Bu kadarını ben de beklemezdim. Yüzde 10, yüzde 20 değil, yüzde 60 daha fazla ödediğimi sonradan anladım.
Hangi tüketici kendisini bu durumda kötü hissetmez ki?
Elbette ben de aynı duyguları yaşadım ama yine de bu perakendecinin ismini açıklamayacağım. Zira verdiğim iyi örneklerde açık açık marka adını belirtmeme rağmen, olumsuz örneklerde sadece sıra dışı uygulamalara dikkat çekmeyi daha uygun buluyorum.

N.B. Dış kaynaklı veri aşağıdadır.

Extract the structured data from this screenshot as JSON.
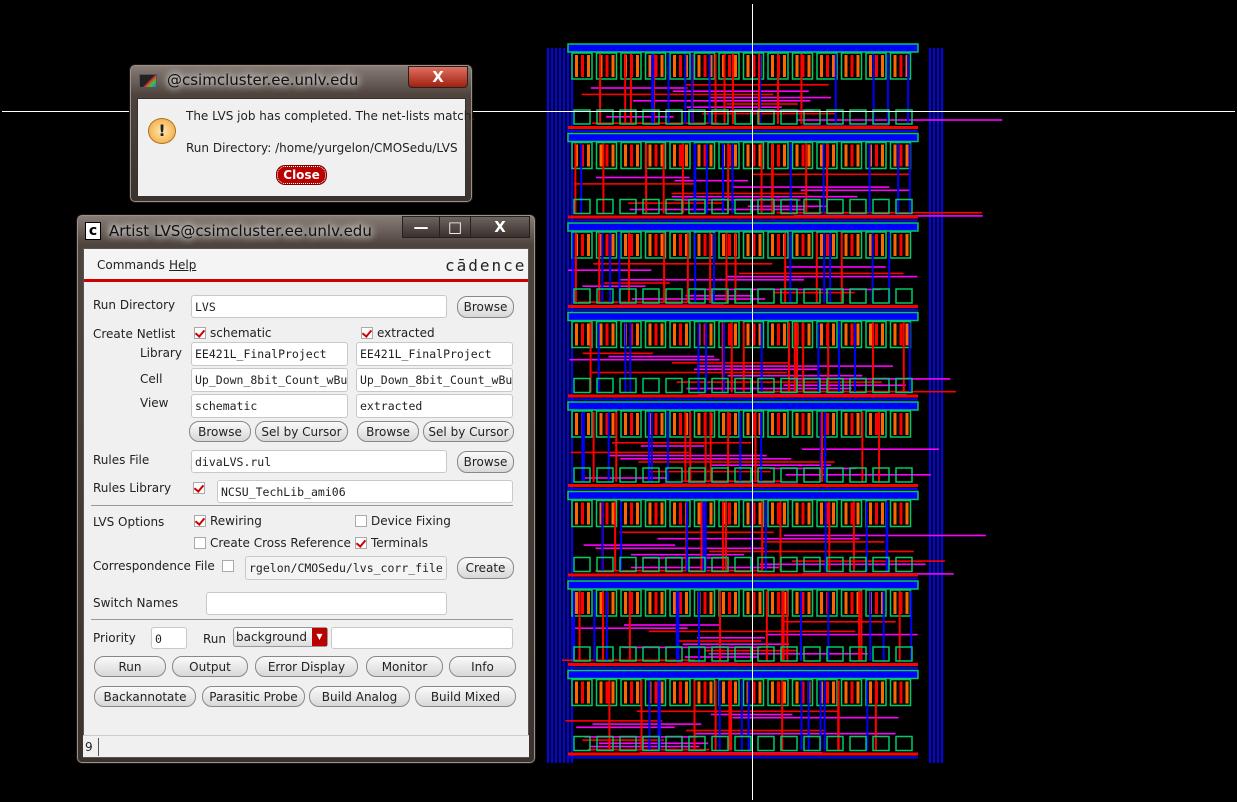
{
  "popup": {
    "title": "@csimcluster.ee.unlv.edu",
    "message": "The LVS job has completed. The net-lists match.",
    "run_directory": "Run Directory: /home/yurgelon/CMOSedu/LVS",
    "close_label": "Close",
    "x_label": "X"
  },
  "lvs": {
    "title": "Artist LVS@csimcluster.ee.unlv.edu",
    "app_icon": "c",
    "menu": {
      "commands": "Commands",
      "help": "Help"
    },
    "brand": "cādence",
    "run_directory": {
      "label": "Run Directory",
      "value": "LVS",
      "browse": "Browse"
    },
    "create_netlist": {
      "label": "Create Netlist",
      "schematic": "schematic",
      "extracted": "extracted",
      "schematic_checked": true,
      "extracted_checked": true
    },
    "library": {
      "label": "Library",
      "schematic": "EE421L_FinalProject",
      "extracted": "EE421L_FinalProject"
    },
    "cell": {
      "label": "Cell",
      "schematic": "Up_Down_8bit_Count_wBu",
      "extracted": "Up_Down_8bit_Count_wBu"
    },
    "view": {
      "label": "View",
      "schematic": "schematic",
      "extracted": "extracted"
    },
    "browse": "Browse",
    "sel_by_cursor": "Sel by Cursor",
    "rules_file": {
      "label": "Rules File",
      "value": "divaLVS.rul",
      "browse": "Browse"
    },
    "rules_library": {
      "label": "Rules Library",
      "value": "NCSU_TechLib_ami06",
      "checked": true
    },
    "lvs_options": {
      "label": "LVS Options",
      "rewiring": "Rewiring",
      "device_fixing": "Device Fixing",
      "cross_reference": "Create Cross Reference",
      "terminals": "Terminals"
    },
    "correspondence": {
      "label": "Correspondence File",
      "value": "rgelon/CMOSedu/lvs_corr_file",
      "create": "Create"
    },
    "switch_names": {
      "label": "Switch Names",
      "value": ""
    },
    "priority": {
      "label": "Priority",
      "value": "0"
    },
    "run_mode": {
      "label": "Run",
      "value": "background",
      "extra": ""
    },
    "buttons": [
      "Run",
      "Output",
      "Error Display",
      "Monitor",
      "Info",
      "Backannotate",
      "Parasitic Probe",
      "Build Analog",
      "Build Mixed"
    ],
    "status": "9"
  },
  "colors": {
    "metal1": "#0000ff",
    "poly": "#ff0000",
    "metal2": "#ff00ff",
    "active": "#00cc66",
    "select": "#ff6600"
  }
}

Konumuz; merkez şubesi Kadıköy’de bulunan tarihi ve ünlü bir şekerli ürünler firmasına aittir. Son yıllarda AVM ağırlıklı şube sayılarını artırıyorlar.
Uzatmayalım; ben de müşterilerinden biriyim. Tesadüfen ‘Emaar Square Mall’da bir şubesi karşıma çıkınca gül reçelini (425 gr) buradan aldım. Fiyatı 22.5 TL idi. Pahalı geldi ama ‘herhalde zam yapılmış’ diye düşündüm.
Bir hafta sonra Kadıköy’deki merkez mağazasına gittiğimde aynı ürün fiyatının 14 TL olduğunu gördüm. İkinci şubede fiyat tamı tamına yüzde 60,7 daha fazla idi.
İnanılması güç bir şey değil mi ?
Tabela aynı, dekorasyon aynı, ürün aynı ama fiyat rekor düzeyde farklı…
Hemen merkez mağazada bulduğum en yetkili kişiye sordum; “Bu fahiş farkın sebebi nedir?” diye.
Aldığım cevap; “franchising sistem ve yüksek AVM kiraları” oldu. “Merkez şubenin kendi mülkleri olması sebebiyle, fiyatın bu mağazada uygun olduğu” da belirtildi. Tatmin olmadığımı görünce de; “Siz de bu şubemizden alışveriş yapabilirsiniz” diyerek noktayı koydular. Hepsi bu kadar!
Fazladan alınan 8.5 TL için özür dilenmedi. Bu sebeple “özrü kabahatinden büyük” deyimi bile bu ilişkide yetersiz kalabilir.
Gelelim işin matematiğine :
- Kendi mülklerinin kira değerini maliyetleri içinde ‘yok’ farzetmişler. Güya o değerli mülkün kira bedeli ‘müşteriye feda olsun’ diye düşünmüşler !
- Ancak buna rağmen piyasada satılan kaliteli reçellerden (şeker ilavesiz, organik ve diyabetik olanlar hariç) oldukça yüksek kalan 14 TL'lik fiyat seviyesini bile yeterli görmemişler.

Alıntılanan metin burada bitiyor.